I’m always a little wary of blurbs that describe the characters as “passionately in love” or “wildly in love”…like gag. But since this is a thriller and not a romance, I’m hoping that the whole gag-inducing romance of it is not a big part of the storyline. This book doesn’t rate nearly as well as some of the others on my books to read in October list on Goodreads. But I’m willing to give it a shot because it’s a Reese Witherspoon book club pick and Reese doesn’t steer me wrong.
The Next to Die by Sophie Hannah
A psychopath the police have dubbed “Billy Dead Mates” is targeting pairs of best friends, and killing them one by one. Before they die, each victim is given a small white book.
For months, detectives have failed to catch Billy, or figure out what the white books symbolize and why the killer leaves them behind. The police are on edge; the public in a panic. Then a woman, scared by what she’s seen on the news, comes forward. What she reveals shocks the investigators and adds another troubling layer to an already complex case.
Stand-up comedian Kim Tribbeck has one of Billy’s peculiar little books. A stranger gave it to her at a gig she did last year. Was the stranger Billy, and is he targeting her—or is it something more nefarious? Kim has no friends and trusts no one, so how—and why—could Billy Dead Mates want to target her? If it’s not her, then who will be the next to die?

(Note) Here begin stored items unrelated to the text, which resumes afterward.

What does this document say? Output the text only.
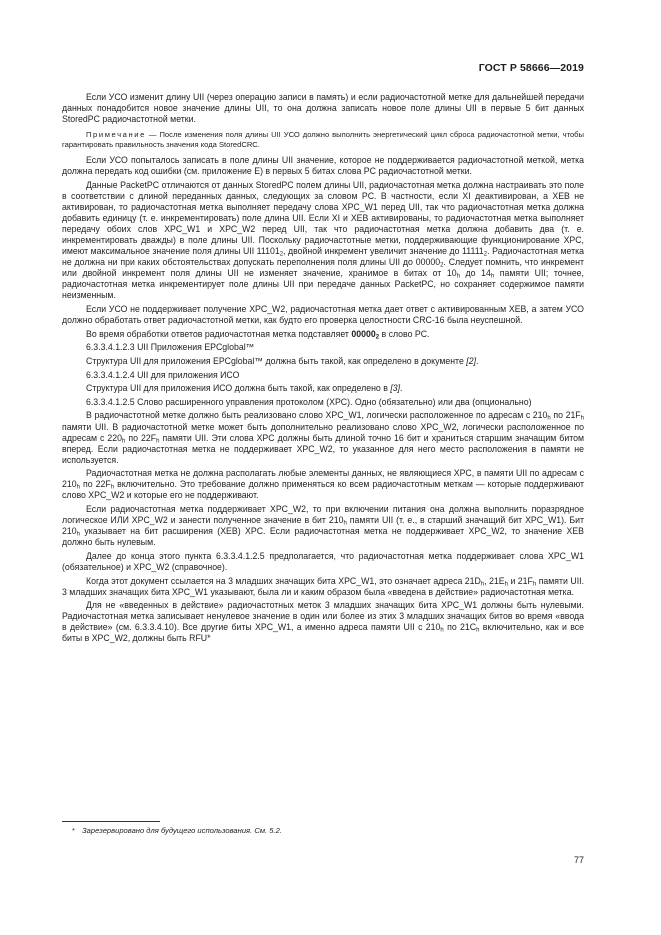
ГОСТ Р 58666—2019

Если УСО изменит длину UII (через операцию записи в память) и если радиочастотной метке для дальнейшей передачи данных понадобится новое значение длины UII, то она должна записать новое поле длины UII в первые 5 бит данных StoredPC радиочастотной метки.

Примечание — После изменения поля длины UII УСО должно выполнить энергетический цикл сброса радиочастотной метки, чтобы гарантировать правильность значения кода StoredCRC.

Если УСО попыталось записать в поле длины UII значение, которое не поддерживается радиочастотной меткой, метка должна передать код ошибки (см. приложение Е) в первых 5 битах слова PC радиочастотной метки.

Данные PacketPC отличаются от данных StoredPC полем длины UII, радиочастотная метка должна настраивать это поле в соответствии с длиной переданных данных, следующих за словом PC. В частности, если XI деактивирован, а XEB не активирован, то радиочастотная метка выполняет передачу слова XPC_W1 перед UII, так что радиочастотная метка должна добавить единицу (т. е. инкрементировать) поле длина UII. Если XI и XEB активированы, то радиочастотная метка выполняет передачу обоих слов XPC_W1 и XPC_W2 перед UII, так что радиочастотная метка должна добавить два (т. е. инкрементировать дважды) в поле длины UII. Поскольку радиочастотные метки, поддерживающие функционирование XPC, имеют максимальное значение поля длины UII $11101_2$, двойной инкремент увеличит значение до $11111_2$. Радиочастотная метка не должна ни при каких обстоятельствах допускать переполнения поля длины UII до $00000_2$. Следует помнить, что инкремент или двойной инкремент поля длины UII не изменяет значение, хранимое в битах от $10_h$ до $14_h$ памяти UII; точнее, радиочастотная метка инкрементирует поле длины UII при передаче данных PacketPC, но сохраняет содержимое памяти неизменным.

Если УСО не поддерживает получение XPC_W2, радиочастотная метка дает ответ с активированным XEB, а затем УСО должно обработать ответ радиочастотной метки, как будто его проверка целостности CRC-16 была неуспешной.

Во время обработки ответов радиочастотная метка подставляет $00000_2$ в слово PC.

6.3.3.4.1.2.3 UII Приложения EPCglobal™

Структура UII для приложения EPCglobal™ должна быть такой, как определено в документе [2].

6.3.3.4.1.2.4 UII для приложения ИСО

Структура UII для приложения ИСО должна быть такой, как определено в [3].

6.3.3.4.1.2.5 Слово расширенного управления протоколом (XPC). Одно (обязательно) или два (опционально)

В радиочастотной метке должно быть реализовано слово XPC_W1, логически расположенное по адресам с $210_h$ по $21F_h$ памяти UII. В радиочастотной метке может быть дополнительно реализовано слово XPC_W2, логически расположенное по адресам с $220_h$ по $22F_h$ памяти UII. Эти слова XPC должны быть длиной точно 16 бит и храниться старшим значащим битом вперед. Если радиочастотная метка не поддерживает XPC_W2, то указанное для него место расположения в памяти не используется.

Радиочастотная метка не должна располагать любые элементы данных, не являющиеся XPC, в памяти UII по адресам с $210_h$ по $22F_h$ включительно. Это требование должно применяться ко всем радиочастотным меткам — которые поддерживают слово XPC_W2 и которые его не поддерживают.

Если радиочастотная метка поддерживает XPC_W2, то при включении питания она должна выполнить поразрядное логическое ИЛИ XPC_W2 и занести полученное значение в бит $210_h$ памяти UII (т. е., в старший значащий бит XPC_W1). Бит $210_h$ указывает на бит расширения (XEB) XPC. Если радиочастотная метка не поддерживает XPC_W2, то значение XEB должно быть нулевым.

Далее до конца этого пункта 6.3.3.4.1.2.5 предполагается, что радиочастотная метка поддерживает слова XPC_W1 (обязательное) и XPC_W2 (справочное).

Когда этот документ ссылается на 3 младших значащих бита XPC_W1, это означает адреса $21D_h$, $21E_h$ и $21F_h$ памяти UII. 3 младших значащих бита XPC_W1 указывают, была ли и каким образом была «введена в действие» радиочастотная метка.

Для не «введенных в действие» радиочастотных меток 3 младших значащих бита XPC_W1 должны быть нулевыми. Радиочастотная метка записывает ненулевое значение в один или более из этих 3 младших значащих битов во время «ввода в действие» (см. 6.3.3.4.10). Все другие биты XPC_W1, а именно адреса памяти UII с $210_h$ по $21C_h$ включительно, как и все биты в XPC_W2, должны быть RFU*

* Зарезервировано для будущего использования. См. 5.2.
77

When I read my first Sophie Hannah book, The Wrong Mother, ten years ago, I was instantly hooked. I devoured book after book of the Spilling CID mysteries, enjoying not only the mysteries themselves, but the detectives’ lives in Spilling.
The past few Sophie Hannah novels have not held the same magic for me and I kind of swore off her for awhile. But based on the blurb of this one, I’m definitely excited to add her latest novel about the Spilling detectives to my books to read in October list. If nothing else, it’ll be a heart pounding read.
The Roanoke Girls by Amy Engel
Lane Roanoke is fifteen when she comes to live with her grandparents and fireball cousin at the Roanoke family’s rural estate following the suicide of her mother. Over one long, hot summer, Lane experiences the benefits of being one of the rich and beautiful Roanoke girls.
But what she doesn’t know is being a Roanoke girl carries a terrible legacy: either the girls run, or they die. For there is darkness at the heart of Roanoke, and when Lane discovers its insidious pull, she must make her choice…
I found this book on the discount rack at the grocery store. I’ve never heard of this author before, but considering some of the books that I have picked up at the discount rack have been amazing, I’m giving it a chance. I bought this book back in August, but haven’t gotten around to reading it until now. Since the blurb sounds a bit sinister, it’s a great fit for my books to read in October theme.
Oh, and since I own it, it’s not a two week book like the rest of these books that I have to read at warp speed to get them back to the library on time. Library late fees be damned!